Ma participation à la 9ème fête du Livre d'Aure et du Sobrarbe de Saint Lary a été un succès. Mais ne vous

y méprenez pas, mon livre n’a pas remporté un prix littéraire et mes ventes n’ont pas atteint les quantités pour en faire un « best-seller ».

Mon premier salon en tant qu’exposant fut un agréable moment d’échange avec des visiteurs, comme ce Toulousain passionné par le peu connu cirque de Barrosa. Je vous invite à visiter son site internet cirquedebarrosa.free.fr.

Et puis il y eu la rencontre avec un pionnier

du VTT dans les Pyrénées, surtout passionné par les montagnes aragonaises. Ce Bordelais d’origine et résidant maintenant dans le village de Tuzaguet, me surpris et me laissa pantois en affirmant être le neveu des frères Jean et Pierre Ravier. Il me proposa gentiment de les inviter à mon stand. C’est avec beaucoup d’émotion que j’ai pu échanger quelques mots et figer notre rencontre

avec une photo de ces grands pyrénéistes que j’admire.
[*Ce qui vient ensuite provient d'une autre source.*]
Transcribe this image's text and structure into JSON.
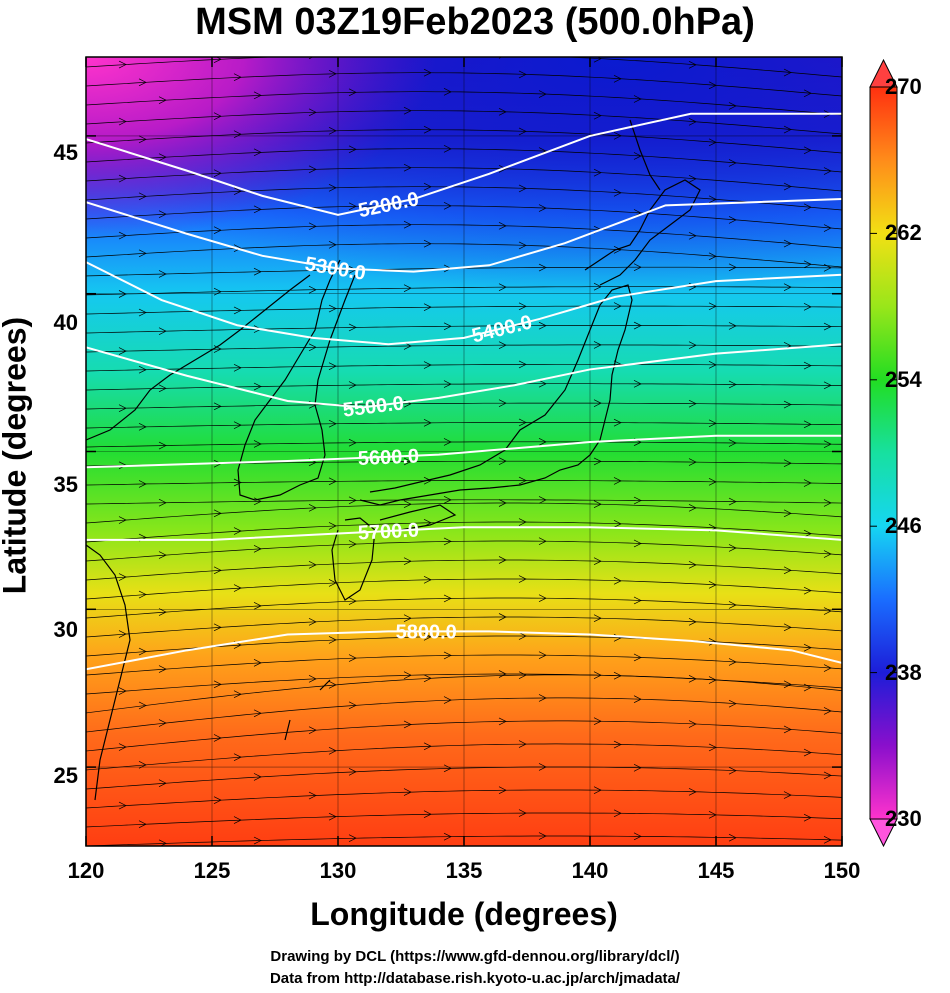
{
  "title": "MSM 03Z19Feb2023 (500.0hPa)",
  "credits": {
    "drawing": "Drawing by DCL (https://www.gfd-dennou.org/library/dcl/)",
    "data": "Data from http://database.rish.kyoto-u.ac.jp/arch/jmadata/"
  },
  "chart_data": {
    "type": "heatmap",
    "xlabel": "Longitude (degrees)",
    "ylabel": "Latitude  (degrees)",
    "xlim": [
      120,
      150
    ],
    "ylim": [
      22.5,
      47.5
    ],
    "x_ticks": [
      "120",
      "125",
      "130",
      "135",
      "140",
      "145",
      "150"
    ],
    "y_ticks": [
      "25",
      "30",
      "35",
      "40",
      "45"
    ],
    "colorbar": {
      "range": [
        230,
        270
      ],
      "ticks": [
        "230",
        "238",
        "246",
        "254",
        "262",
        "270"
      ],
      "extend": "both",
      "colors": [
        "#ff33cc",
        "#8800cc",
        "#1d1dd8",
        "#1a6dff",
        "#16d6f2",
        "#17e0a0",
        "#22dd22",
        "#99e61a",
        "#f2e014",
        "#ff8c1a",
        "#ff4a1a",
        "#ff3010"
      ]
    },
    "contours": {
      "variable": "geopotential height",
      "levels": [
        {
          "label": "5200.0",
          "points": [
            [
              120,
              44.9
            ],
            [
              124,
              43.9
            ],
            [
              127,
              43.1
            ],
            [
              130,
              42.5
            ],
            [
              133,
              43.0
            ],
            [
              136,
              43.8
            ],
            [
              140,
              45.0
            ],
            [
              144,
              45.7
            ],
            [
              150,
              45.7
            ]
          ]
        },
        {
          "label": "5300.0",
          "points": [
            [
              120,
              42.9
            ],
            [
              124,
              41.9
            ],
            [
              127,
              41.2
            ],
            [
              130,
              40.8
            ],
            [
              133,
              40.7
            ],
            [
              136,
              40.9
            ],
            [
              139,
              41.6
            ],
            [
              143,
              42.8
            ],
            [
              150,
              43.0
            ]
          ]
        },
        {
          "label": "5400.0",
          "points": [
            [
              120,
              41.0
            ],
            [
              123,
              39.8
            ],
            [
              126,
              39.0
            ],
            [
              129,
              38.6
            ],
            [
              132,
              38.4
            ],
            [
              135,
              38.6
            ],
            [
              138,
              39.2
            ],
            [
              141,
              39.9
            ],
            [
              145,
              40.4
            ],
            [
              150,
              40.6
            ]
          ]
        },
        {
          "label": "5500.0",
          "points": [
            [
              120,
              38.3
            ],
            [
              124,
              37.4
            ],
            [
              128,
              36.6
            ],
            [
              131,
              36.4
            ],
            [
              134,
              36.7
            ],
            [
              137,
              37.1
            ],
            [
              140,
              37.6
            ],
            [
              145,
              38.1
            ],
            [
              150,
              38.4
            ]
          ]
        },
        {
          "label": "5600.0",
          "points": [
            [
              120,
              34.5
            ],
            [
              124,
              34.6
            ],
            [
              128,
              34.7
            ],
            [
              131,
              34.8
            ],
            [
              134,
              34.9
            ],
            [
              137,
              35.1
            ],
            [
              140,
              35.3
            ],
            [
              145,
              35.5
            ],
            [
              150,
              35.5
            ]
          ]
        },
        {
          "label": "5700.0",
          "points": [
            [
              120,
              32.2
            ],
            [
              125,
              32.2
            ],
            [
              130,
              32.4
            ],
            [
              135,
              32.6
            ],
            [
              140,
              32.6
            ],
            [
              145,
              32.5
            ],
            [
              150,
              32.2
            ]
          ]
        },
        {
          "label": "5800.0",
          "points": [
            [
              120,
              28.1
            ],
            [
              124,
              28.7
            ],
            [
              128,
              29.2
            ],
            [
              132,
              29.3
            ],
            [
              136,
              29.3
            ],
            [
              140,
              29.2
            ],
            [
              144,
              29.0
            ],
            [
              148,
              28.7
            ],
            [
              150,
              28.3
            ]
          ]
        }
      ]
    },
    "vectors": "streamlines (wind)",
    "grid": true,
    "coastlines": true
  }
}
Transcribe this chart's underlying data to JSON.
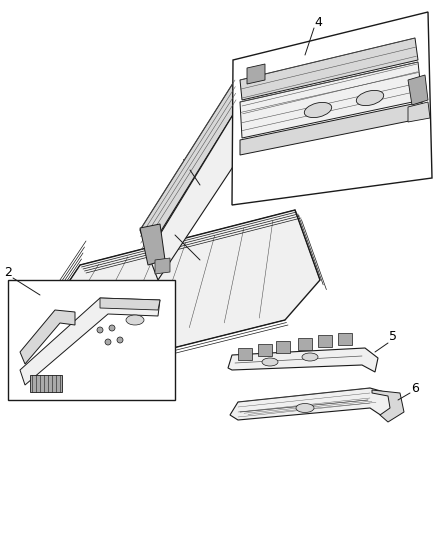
{
  "background_color": "#ffffff",
  "fig_width": 4.38,
  "fig_height": 5.33,
  "dpi": 100,
  "lc": "#1a1a1a",
  "lc_light": "#555555",
  "fill_white": "#ffffff",
  "fill_light": "#f0f0f0",
  "fill_mid": "#d8d8d8",
  "fill_dark": "#aaaaaa",
  "label_fontsize": 9
}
La proximité du stand de la Fédération Française de Randonnée fut l’occasion d’un échange avec son représentant régional qui valida mes informations sur l’histoire du GR10, décrites dans mon livre. Sa création d’abord dans les Hautes-Pyrénées et l'ouest de la Haute-Garonne, fut bien l’œuvre de Jean Adisson et non

celle de Georges Véron. A mon tour, je pu lui donner quelques avis sur le tracé du chemin de Saint Jacques

dans la région de l’ouest toulousain ou sur le manque d’hébergement pour des étapes ariégeoises du GR10.

 

Jean et Pierre Ravier

Extrait d’Aventures Pyrénéennes

 

"...Pendant plus de cinquante ans, les frères jumeaux Jean et Pierre Ravier (1933) formèrent la meilleure cordée de pyrénéistes. Autodidactes à l’apprentissage fulgurant, ils réalisèrent, entre 1952 et 2006, plus de 200 premières dans tous les massifs des Pyrénées.En 1946, en vacances à Tuzaguet dans les Hautes Pyrénées, ils firent leur première promenade en famille aux lacs du Néouvielle. En 1948, ils ascensionnèrent leurs premiers 3000 avec les pics de Boum et du Maupas et visitèrent l’Arbizon. À dix-huit ans, partis en tandem de Tuzaguet, Jean et Pierre étaient au pied du couloir de Gaube. Ils chaussèrent pour la première fois de vieux crampons, puis se lancèrent dans l’ascension du couloir en glace vive en s’initiant au cramponnage et à l’utilisation du piolet. Ils en sortirent sans problème et émerveillés par leur première course difficile. L’année suivante, ils firent leur première « première » sur la face est du Pic Gerbat. Pendant des années, bien que résidant à Bordeaux, ils prenaient leur voiture le week-end pour descendre dans les Pyrénées. Ils dormaient dans des cabanes, bivouaquaient, après leur course reprenaient la direction de leur domicile familial et retrouvaient leur commerce de pièces détachées pour voiture.Sans s’entraîner, les jumeaux grimpèrent pendant plusieurs années une corde à la taille, sans piton, ni beaucoup d’équipement. Ils ne recherchaient pas la célébrité, mais voulaient plutôt s’inscrire dans l’histoire du pyrénéisme.De 1953 à 1973, ils parcoururent les douze massifs des Pyrénées occidentales et centrales à la recherche des voies les plus difficiles comme la Grande Aiguille d’Ansabère, le Pilier de l’Embarradère dans l’Ossau ou la face nord du Piton Carré et le Dièdre jaune au Vignemale."